CVE-2025-55664
Description
A heap buffer overflow in GPAC MP4Box v2.4 allows attackers to cause a Denial of Service via a crafted MP4 file containing corrupted MPEG-2 TS packet structures.
AI Insight
LLM-synthesized narrative grounded in this CVE's description and references.
A heap buffer overflow in GPAC MP4Box v2.4 allows attackers to cause a Denial of Service via a crafted MP4 file containing corrupted MPEG-2 TS packet structures.
Vulnerability
A heap buffer overflow exists in the m2tsdmx_send_packet function within filters/dmx_m2ts.c of GPAC MP4Box v2.4. The vulnerability occurs because the MPEG-2 TS demuxer fails to properly validate data sizes before performing memory copy operations when processing files with corrupted packet structures, allowing an invalid copy size to be triggered.
Exploitation
An attacker can exploit this vulnerability by providing a specially crafted MP4 file to the MP4Box utility. No specific network position or authentication is required; the attacker simply needs the victim to process the malicious file, which triggers the overflow during the demuxing process.
Impact
Successful exploitation of this vulnerability leads to a Denial of Service (DoS) condition, potentially causing the application to crash. The scope of the compromise is limited to the process executing the MP4Box utility.
Mitigation
This issue was addressed in the GPAC repository via commit 9bd6a72c9efc0513dfd33b87498afc7658dabd26 [2]. Users are advised to update to the latest version of GPAC to incorporate the necessary input validation fixes [1].

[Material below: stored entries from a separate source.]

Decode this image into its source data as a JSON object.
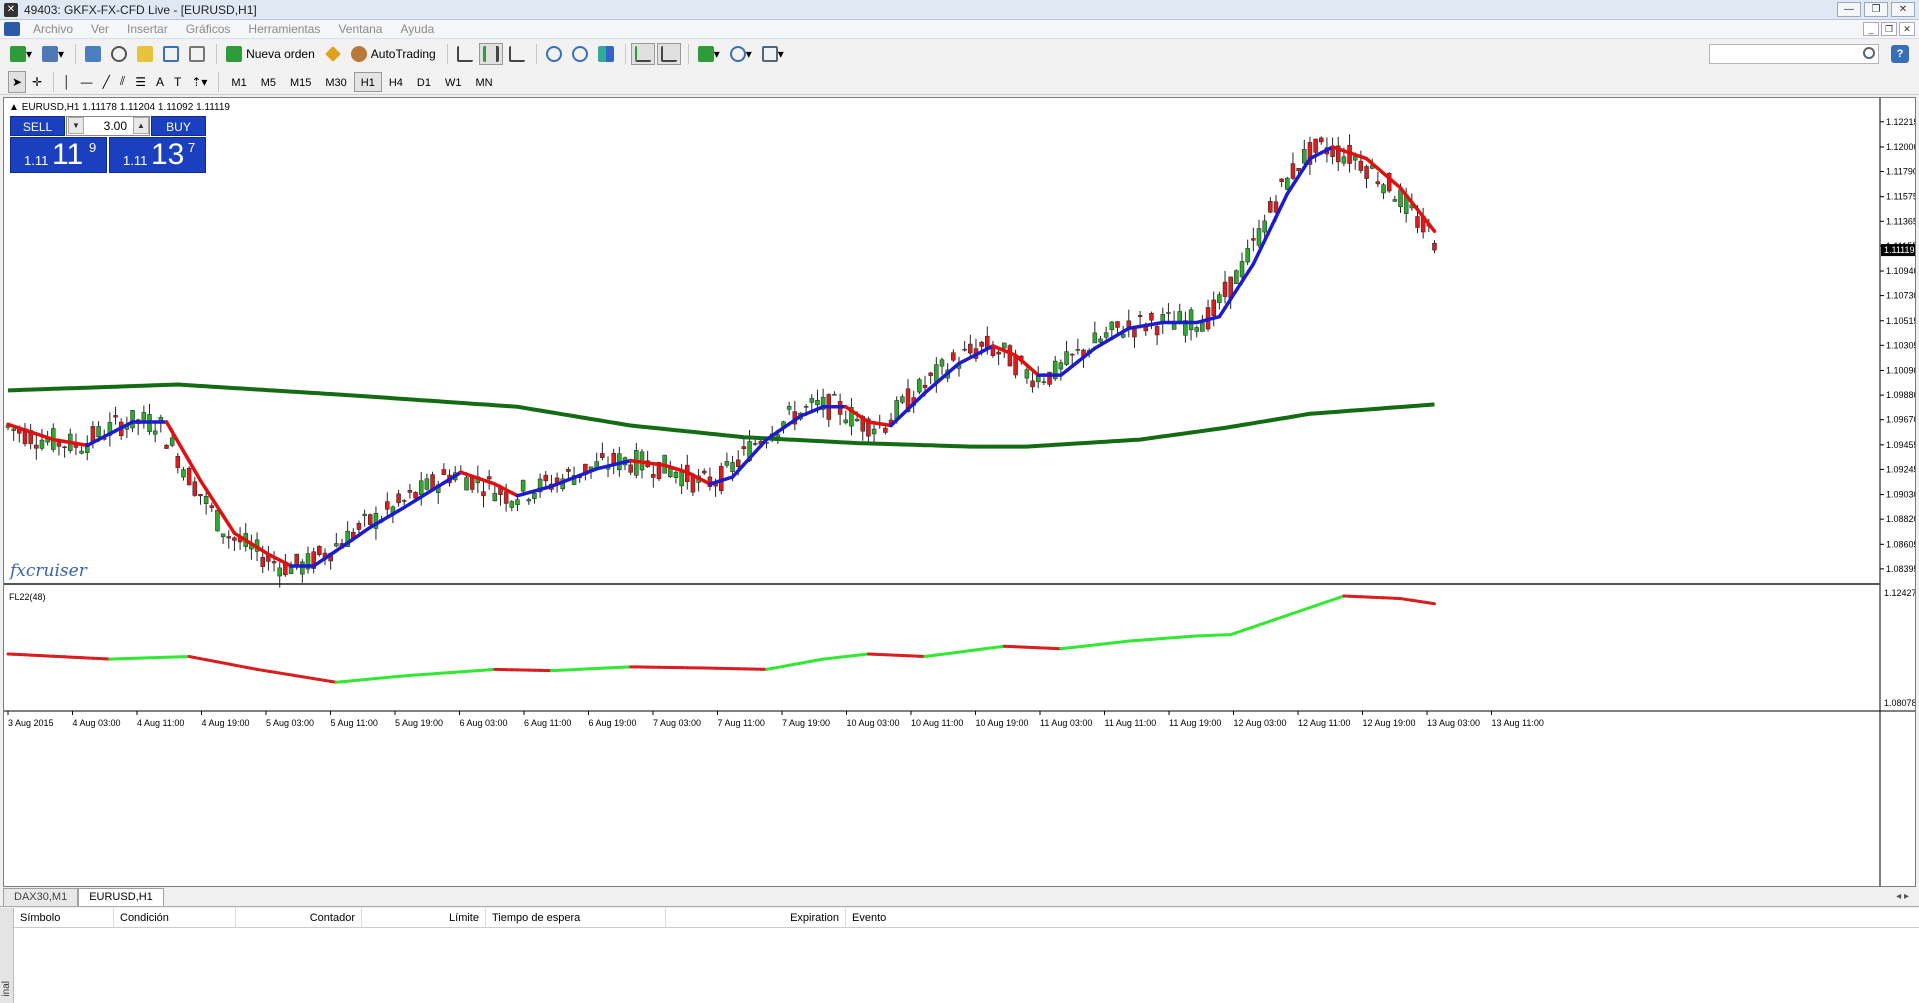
{
  "window": {
    "title": "49403: GKFX-FX-CFD Live - [EURUSD,H1]"
  },
  "menu": [
    "Archivo",
    "Ver",
    "Insertar",
    "Gráficos",
    "Herramientas",
    "Ventana",
    "Ayuda"
  ],
  "toolbar": {
    "new_order": "Nueva orden",
    "autotrading": "AutoTrading"
  },
  "timeframes": [
    "M1",
    "M5",
    "M15",
    "M30",
    "H1",
    "H4",
    "D1",
    "W1",
    "MN"
  ],
  "active_timeframe": "H1",
  "chart": {
    "symbol_info": "EURUSD,H1  1.11178 1.11204 1.11092 1.11119",
    "watermark": "fxcruiser",
    "indicator_label": "FL22(48)",
    "current_price": "1.11119",
    "price_ticks": [
      "1.12215",
      "1.12000",
      "1.11790",
      "1.11575",
      "1.11365",
      "1.11155",
      "1.10940",
      "1.10730",
      "1.10515",
      "1.10305",
      "1.10090",
      "1.09880",
      "1.09670",
      "1.09455",
      "1.09245",
      "1.09030",
      "1.08820",
      "1.08605",
      "1.08395"
    ],
    "ind_ticks": [
      "1.124275",
      "1.080787"
    ],
    "time_ticks": [
      "3 Aug 2015",
      "4 Aug 03:00",
      "4 Aug 11:00",
      "4 Aug 19:00",
      "5 Aug 03:00",
      "5 Aug 11:00",
      "5 Aug 19:00",
      "6 Aug 03:00",
      "6 Aug 11:00",
      "6 Aug 19:00",
      "7 Aug 03:00",
      "7 Aug 11:00",
      "7 Aug 19:00",
      "10 Aug 03:00",
      "10 Aug 11:00",
      "10 Aug 19:00",
      "11 Aug 03:00",
      "11 Aug 11:00",
      "11 Aug 19:00",
      "12 Aug 03:00",
      "12 Aug 11:00",
      "12 Aug 19:00",
      "13 Aug 03:00",
      "13 Aug 11:00"
    ],
    "colors": {
      "up": "#2ea82e",
      "down": "#d81e1e",
      "ma_up": "#1c1ccc",
      "ma_down": "#e01010",
      "slow_ma": "#136b13",
      "ind_up": "#33e833",
      "ind_down": "#d81e1e"
    }
  },
  "chart_data": {
    "type": "candlestick",
    "symbol": "EURUSD",
    "timeframe": "H1",
    "open": 1.11178,
    "high": 1.11204,
    "low": 1.11092,
    "close": 1.11119,
    "fast_ma": [
      [
        0,
        1.0963
      ],
      [
        8,
        1.095
      ],
      [
        14,
        1.0945
      ],
      [
        22,
        1.0965
      ],
      [
        28,
        1.0965
      ],
      [
        34,
        1.0915
      ],
      [
        40,
        1.087
      ],
      [
        46,
        1.0852
      ],
      [
        50,
        1.0842
      ],
      [
        54,
        1.0842
      ],
      [
        58,
        1.0855
      ],
      [
        64,
        1.0875
      ],
      [
        70,
        1.0892
      ],
      [
        76,
        1.091
      ],
      [
        80,
        1.0922
      ],
      [
        86,
        1.0912
      ],
      [
        90,
        1.0902
      ],
      [
        96,
        1.091
      ],
      [
        104,
        1.0925
      ],
      [
        110,
        1.0932
      ],
      [
        116,
        1.0928
      ],
      [
        120,
        1.0922
      ],
      [
        124,
        1.0912
      ],
      [
        128,
        1.0918
      ],
      [
        134,
        1.095
      ],
      [
        140,
        1.097
      ],
      [
        144,
        1.0978
      ],
      [
        148,
        1.0978
      ],
      [
        152,
        1.0965
      ],
      [
        156,
        1.0962
      ],
      [
        162,
        1.099
      ],
      [
        168,
        1.1015
      ],
      [
        174,
        1.103
      ],
      [
        178,
        1.1022
      ],
      [
        182,
        1.1005
      ],
      [
        186,
        1.1005
      ],
      [
        192,
        1.1028
      ],
      [
        198,
        1.1045
      ],
      [
        204,
        1.105
      ],
      [
        210,
        1.105
      ],
      [
        214,
        1.1055
      ],
      [
        220,
        1.11
      ],
      [
        226,
        1.116
      ],
      [
        230,
        1.119
      ],
      [
        234,
        1.12
      ],
      [
        240,
        1.119
      ],
      [
        246,
        1.1165
      ],
      [
        252,
        1.1128
      ]
    ],
    "slow_ma": [
      [
        0,
        1.0992
      ],
      [
        30,
        1.0997
      ],
      [
        60,
        1.0988
      ],
      [
        90,
        1.0978
      ],
      [
        110,
        1.0962
      ],
      [
        130,
        1.0952
      ],
      [
        150,
        1.0947
      ],
      [
        170,
        1.0944
      ],
      [
        180,
        1.0944
      ],
      [
        200,
        1.095
      ],
      [
        215,
        1.096
      ],
      [
        230,
        1.0972
      ],
      [
        252,
        1.098
      ]
    ],
    "indicator": [
      [
        0,
        1.101
      ],
      [
        18,
        1.099
      ],
      [
        32,
        1.1
      ],
      [
        44,
        1.095
      ],
      [
        58,
        1.09
      ],
      [
        70,
        1.0925
      ],
      [
        86,
        1.095
      ],
      [
        96,
        1.0945
      ],
      [
        110,
        1.096
      ],
      [
        124,
        1.0955
      ],
      [
        134,
        1.095
      ],
      [
        144,
        1.099
      ],
      [
        152,
        1.101
      ],
      [
        162,
        1.1
      ],
      [
        176,
        1.104
      ],
      [
        186,
        1.103
      ],
      [
        198,
        1.106
      ],
      [
        210,
        1.108
      ],
      [
        216,
        1.1085
      ],
      [
        226,
        1.116
      ],
      [
        236,
        1.1235
      ],
      [
        246,
        1.1225
      ],
      [
        252,
        1.1205
      ]
    ],
    "ylim": [
      1.083,
      1.1235
    ],
    "ind_ylim": [
      1.080787,
      1.124275
    ]
  },
  "terminal": {
    "tabs": [
      "DAX30,M1",
      "EURUSD,H1"
    ],
    "active_tab": "EURUSD,H1",
    "columns": [
      "Símbolo",
      "Condición",
      "Contador",
      "Límite",
      "Tiempo de espera",
      "Expiration",
      "Evento"
    ],
    "side_label": "inal"
  },
  "oneclick": {
    "sell": "SELL",
    "buy": "BUY",
    "lot": "3.00",
    "sell_prefix": "1.11",
    "sell_big": "11",
    "sell_sup": "9",
    "buy_prefix": "1.11",
    "buy_big": "13",
    "buy_sup": "7"
  }
}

AI Insight generated on Jun 1, 2026. Synthesized from this CVE's description and the cited reference URLs; citations are validated against the source bundle.
Affected products
1Patches
11 file changed · +1 −0
src/filters/dmx_m2ts.c+1 −0 modified@@ -869,6 +869,7 @@ static void m2tsdmx_send_packet(GF_M2TSDmxCtx *ctx, GF_M2TS_PES_PCK *pck) //skip dataID and stream ID if (pck->stream->stream_type==GF_M2TS_DVB_SUBTITLE) { + if (len<=2) return; ptr+=2; len-=2; }
Vulnerability mechanics
Root cause
"Missing length validation in m2tsdmx_send_packet allows a memcpy with an attacker-controlled oversized size, leading to a heap-buffer-overflow."
Attack vector
An attacker supplies a crafted MPEG-2 TS file with corrupted packet structures. The demuxer fails to validate data sizes before a `memcpy` operation in `m2tsdmx_send_packet`, allowing an invalid large copy size (4294967295 bytes) to be used. This triggers a heap-buffer-overflow read, causing a Denial of Service (DoS). The precondition is that the victim opens the malicious file with GPAC MP4Box (e.g., via `./MP4Box -dash 100`).
Affected code
The heap-buffer-overflow occurs in the `m2tsdmx_send_packet` function in `filters/dmx_m2ts.c` at line 916. The call chain originates from `gf_m2ts_process_pes` in `media_tools/mpegts.c` and reaches `m2tsdmx_send_packet` via `m2tsdmx_on_event`.
What the fix does
The patch adds a single guard `if (len<=2) return;` before the DVB subtitle branch in `m2tsdmx_send_packet`. This prevents the function from proceeding with a zero or negative length, which would otherwise cause an out-of-bounds `memcpy` when the packet data is undersized. The fix ensures that packets with insufficient payload are silently skipped rather than copied.
Preconditions
- inputThe attacker must supply a crafted MPEG-2 TS file that triggers the invalid size calculation in m2tsdmx_send_packet.
- configThe victim must run GPAC MP4Box with the crafted file (e.g., using the -dash option).
Generated on Jun 1, 2026. Inputs: CWE entries + fix-commit diffs from this CVE's patches. Citations validated against bundle.
References
3News mentions
0No linked articles in our index yet.